De fait, cette indifférence des bénéficiaires à la souffrance des perdants a trouvé une expression visible ces samedis de novembre 2018. Alors que dans toute la France les carrefours se coloraient de jaune, la population des grandes villes vaquait tranquillement à ses occupations.
Dans les deux situations, la guerre de 14-18 et notre monde présent, cette indifférence révèle une situation de banalité du mal, comme la désignait Hannah Arendt. Elle exprime que les individus agissent dans des règles créant des systèmes où ils perdent la capacité de se sentir responsables des conséquences de leurs actes.
Il faut alors s’interroger sur la qualification de ces organisations qui obligent ainsi à faire ensemble ce que l’on aurait refusé individuellement. Ne vivons-nous pas en plein ce que craignait Dominique Dubarle[2] en 1948 en anticipant l’effet combiné de la cybernétique, de la théorie des jeux et des ordinateurs :
« Nous risquons aujourd’hui une énorme cité mondiale où l’injustice primitive délibérée et consciente d’elle-même serait la seule condition possible d’un bonheur statistique des masses, monde se rendant pire que l’enfer à toute âme lucide ».
Quelle prémonition ! Ce diagnostic est une expression de l’IH, l’Intelligence Humaine, la vraie.

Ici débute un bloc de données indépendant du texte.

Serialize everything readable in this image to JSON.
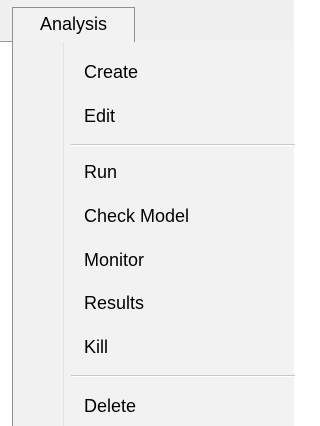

La mondialisation a donc été portée par l’installation de ce qu’il craignait « des machines à gouverner » qui ont substitué la rationalité à l’éthique. Mais les hommes restent des hommes et ces machines peuvent subir des échecs ou seulement des limitations. C’est l’arrivée de l’Intelligence Artificielle qui se trouve alors justifiée. Son introduction a pour but de réduire encore plus la place des hommes, et toutes les activités rationalisées ou rationalisables peuvent être touchées. Hélas, le départ des hommes ne sera pas pleuré car dans cette organisation « machinisée » il avait déjà perdu sa capacité d’agir éthiquement, en conscience de la conséquence de ses actes, et donc il avait perdu aussi sa capacité de susciter des sentiments…
L’Intelligence Artificielle portée par tous les gadgets, dispositifs électroniques, s’introduit alors dans le quotidien de chacun. Leurs existences, leurs usages s’interposent et s’interposeront entre les humains. Déjà, ce qui était conçu pour permettre de créer des communautés, isole au quotidien ceux que le hasard fait croiser dans la rue, un métro… Comment vivre un coup de foudre si l’œil reste fixé sur un écran de smartphone ?
Ainsi, ce développement fait toucher du doigt que les nouvelles organisations, les nouveaux moyens techniques ne sont ni neutres ni positifs lorsqu’ils ont pour but d’accentuer et de pérenniser des fonctionnements où l’intelligence des situations et la conscience des effets sont remplacées de façon systématique par une rationalité froide et calculatrice créant ainsi ce monde craint par Dubarle et pire que l’enfer. Le monde qui s’avance doit donc connaître une transformation. Pour que la technique redevienne au service de l’homme, il faut renverser ces machines à gouverner qui se sont principalement installées depuis 70 ans. La liberté de chacun et de tous est à ce prix.